Oui Michaël nous conduit à un art oblatif et qui porte une saveur pascale. L’achèvement de l’œuvre tient à ce que l’excès de lumière qu’elle porte ou des convictions qui l’habitent, appelle une ouverture à ce qui la dépasse.
Les philosophes antiques définissaient la beauté comme « la splendeur de la vérité ». Le peintre Matisse intuitionnait ce lien intime qui unit vérité et beauté lorsqu’il confessait :
« toute ma vie je n’ai eu qu’un souci, non pas faire beau, mais faire vrai. »
Une vérité qui n’est pas conceptuelle ou spéculative, mais que Michaël puisait dans les êtres ou dans les choses qu’il côtoyait, et qui avait pour arrière-fond le visage du Christ. Pour Michael, l’art n’avait pas seulement une fonction décorative ou divertissante, mais il avait pour tâche de rendre l’homme à lui-même à partir de sa source et de sa finalité, c’est-à-dire à partir de Dieu. Une telle perception de l’art refuse tout esthétisme.
Michaël n’était pas d’un côté chrétien et de l’autre artiste. Il était témoin et initiateur du Christ par et dans son art. Son attachement au Christ a été le creuset de sa vie et de sa création. Ses engagements successifs dans le festival Magnificat, la diaconie de la beauté, les groupes de prières et les sessions de Paray-le-Monial, soulignaient toujours son désir brûlant de témoigner de sa foi au travers de son talent.
En ce 1er octobre, l’Eglise célèbre Sainte Thérèse de l’Enfant-Jésus. « Ma sainte préférée », avouait Michaël.

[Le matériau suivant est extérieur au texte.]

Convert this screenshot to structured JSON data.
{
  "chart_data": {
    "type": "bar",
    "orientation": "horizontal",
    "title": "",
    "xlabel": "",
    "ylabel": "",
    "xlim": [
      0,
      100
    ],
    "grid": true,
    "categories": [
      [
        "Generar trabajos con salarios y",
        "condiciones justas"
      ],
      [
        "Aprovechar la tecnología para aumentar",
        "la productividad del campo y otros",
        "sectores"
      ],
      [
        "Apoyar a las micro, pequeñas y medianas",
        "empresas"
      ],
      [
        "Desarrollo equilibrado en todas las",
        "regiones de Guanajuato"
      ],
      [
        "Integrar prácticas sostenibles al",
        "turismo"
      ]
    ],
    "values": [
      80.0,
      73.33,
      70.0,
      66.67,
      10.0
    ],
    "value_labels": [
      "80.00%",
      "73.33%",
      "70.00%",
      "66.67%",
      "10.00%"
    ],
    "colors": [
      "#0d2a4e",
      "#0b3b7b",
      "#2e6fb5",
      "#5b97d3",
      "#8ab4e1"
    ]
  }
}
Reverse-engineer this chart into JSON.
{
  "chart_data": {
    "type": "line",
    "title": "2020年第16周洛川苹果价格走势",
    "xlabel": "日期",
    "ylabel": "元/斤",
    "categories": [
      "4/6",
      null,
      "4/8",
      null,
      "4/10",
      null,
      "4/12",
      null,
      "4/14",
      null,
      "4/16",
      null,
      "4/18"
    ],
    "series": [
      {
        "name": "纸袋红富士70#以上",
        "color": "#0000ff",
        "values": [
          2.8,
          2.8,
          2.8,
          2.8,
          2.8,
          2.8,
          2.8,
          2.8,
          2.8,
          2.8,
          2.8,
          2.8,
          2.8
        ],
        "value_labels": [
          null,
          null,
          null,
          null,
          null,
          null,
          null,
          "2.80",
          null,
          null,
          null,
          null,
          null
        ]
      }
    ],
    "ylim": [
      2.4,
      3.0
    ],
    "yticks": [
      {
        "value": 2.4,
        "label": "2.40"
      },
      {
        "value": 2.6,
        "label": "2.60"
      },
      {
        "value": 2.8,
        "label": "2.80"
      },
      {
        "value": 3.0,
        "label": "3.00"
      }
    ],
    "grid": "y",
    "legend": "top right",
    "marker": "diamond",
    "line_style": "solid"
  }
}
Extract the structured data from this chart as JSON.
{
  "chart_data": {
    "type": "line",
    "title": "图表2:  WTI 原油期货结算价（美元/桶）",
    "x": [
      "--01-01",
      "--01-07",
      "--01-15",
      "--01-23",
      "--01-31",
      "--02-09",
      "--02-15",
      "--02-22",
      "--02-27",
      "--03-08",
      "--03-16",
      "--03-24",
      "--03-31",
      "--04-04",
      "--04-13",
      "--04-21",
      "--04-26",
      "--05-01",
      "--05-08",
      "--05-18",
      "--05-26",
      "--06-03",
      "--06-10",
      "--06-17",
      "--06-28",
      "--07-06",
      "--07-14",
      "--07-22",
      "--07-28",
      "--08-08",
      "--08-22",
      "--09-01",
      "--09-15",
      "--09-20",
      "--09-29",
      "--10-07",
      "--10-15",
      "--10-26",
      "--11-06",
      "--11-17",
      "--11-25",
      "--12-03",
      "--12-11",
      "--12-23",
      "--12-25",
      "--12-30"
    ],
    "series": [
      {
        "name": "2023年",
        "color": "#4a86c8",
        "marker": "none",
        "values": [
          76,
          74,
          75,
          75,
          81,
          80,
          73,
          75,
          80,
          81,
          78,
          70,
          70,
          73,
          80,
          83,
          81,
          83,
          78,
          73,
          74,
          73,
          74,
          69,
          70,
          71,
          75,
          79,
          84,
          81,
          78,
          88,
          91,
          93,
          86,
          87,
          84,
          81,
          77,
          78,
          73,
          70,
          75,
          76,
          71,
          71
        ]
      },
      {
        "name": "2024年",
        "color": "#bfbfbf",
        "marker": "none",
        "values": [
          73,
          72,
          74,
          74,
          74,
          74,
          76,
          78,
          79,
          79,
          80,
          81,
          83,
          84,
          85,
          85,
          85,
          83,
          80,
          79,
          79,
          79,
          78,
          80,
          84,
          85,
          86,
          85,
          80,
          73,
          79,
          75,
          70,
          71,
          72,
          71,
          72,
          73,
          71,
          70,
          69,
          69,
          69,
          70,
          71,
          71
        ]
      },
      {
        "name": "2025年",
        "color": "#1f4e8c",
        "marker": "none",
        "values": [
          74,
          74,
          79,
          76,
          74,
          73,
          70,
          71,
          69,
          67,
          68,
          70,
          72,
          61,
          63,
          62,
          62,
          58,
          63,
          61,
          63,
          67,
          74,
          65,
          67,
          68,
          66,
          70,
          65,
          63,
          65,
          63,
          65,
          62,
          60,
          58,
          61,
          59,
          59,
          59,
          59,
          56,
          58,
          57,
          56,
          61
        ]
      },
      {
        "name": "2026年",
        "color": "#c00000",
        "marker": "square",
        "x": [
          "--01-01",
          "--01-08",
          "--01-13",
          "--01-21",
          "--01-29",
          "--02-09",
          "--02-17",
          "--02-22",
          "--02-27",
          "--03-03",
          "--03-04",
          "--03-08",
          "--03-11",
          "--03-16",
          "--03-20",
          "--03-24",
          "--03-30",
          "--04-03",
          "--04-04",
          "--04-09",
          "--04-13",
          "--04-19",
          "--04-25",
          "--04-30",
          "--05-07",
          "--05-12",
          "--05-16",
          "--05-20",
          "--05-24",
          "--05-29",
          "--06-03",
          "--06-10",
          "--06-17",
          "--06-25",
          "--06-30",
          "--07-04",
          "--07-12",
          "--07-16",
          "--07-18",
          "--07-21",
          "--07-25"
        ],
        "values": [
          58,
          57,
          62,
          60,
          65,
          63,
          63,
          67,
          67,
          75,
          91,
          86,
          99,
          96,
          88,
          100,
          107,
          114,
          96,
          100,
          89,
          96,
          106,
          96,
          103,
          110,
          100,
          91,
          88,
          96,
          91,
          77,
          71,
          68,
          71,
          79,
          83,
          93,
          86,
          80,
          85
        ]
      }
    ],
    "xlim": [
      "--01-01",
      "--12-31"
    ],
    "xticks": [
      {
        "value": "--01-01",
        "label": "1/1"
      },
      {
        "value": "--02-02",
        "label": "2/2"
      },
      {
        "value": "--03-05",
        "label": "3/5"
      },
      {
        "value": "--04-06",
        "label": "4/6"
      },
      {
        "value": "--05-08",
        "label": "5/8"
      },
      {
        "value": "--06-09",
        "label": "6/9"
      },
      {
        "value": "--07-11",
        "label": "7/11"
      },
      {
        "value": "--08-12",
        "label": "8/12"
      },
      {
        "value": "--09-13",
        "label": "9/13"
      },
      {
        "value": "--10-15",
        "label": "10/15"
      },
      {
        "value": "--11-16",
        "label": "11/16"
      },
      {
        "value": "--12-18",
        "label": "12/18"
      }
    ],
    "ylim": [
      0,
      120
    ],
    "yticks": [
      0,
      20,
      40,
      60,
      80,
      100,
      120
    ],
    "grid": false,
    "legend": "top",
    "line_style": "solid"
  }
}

Coïncidence ou Providence ? Le comédien respecté qui eut la chance de travailler avec Beckett, Duras, Truffaut… ; qui était capable d’entrer et de nous faire entrer dans des personnages si différents les uns des autres en fonctionnant à l’improvisation et à l’instinct…, se retrouvait parfaitement dans des chemins de l’enfance spirituelle que la jeune carmélite avait défrichés à Lisieux.
Cette enfance spirituelle ne ressort point de l’infantilisme puéril, mais procède d’une capacité d’émerveillement qui caractérise l’esprit de celui ou celle qui découvre la nouveauté de la vie… Cet esprit d’enfance offrait à Michaël l’audace d’arraisonner les plateaux de tournage et les planches de la scène tout autant que de gravir les chemins pentus de la foi avec désinvolture, innocence, et une infinie curiosité.
«Quand je me présenterai devant Dieu, c’est l’enfant que je fus qui me précédera. » écrivait Bernanos. « Dominique, je suis un grand enfant » me confiait encore Michaël lors de notre ultime tête-à-tête.
Chers amis, Michaël n’est plus devant nous. Il est en nous, dans notre mémoire et dans notre cœur. Il est surtout en Dieu. Celui qu’il a toujours cherché jusqu’au bout de lui-même, et parfois dans la nuit. Il fut sa passion. Il est désormais sa Paix.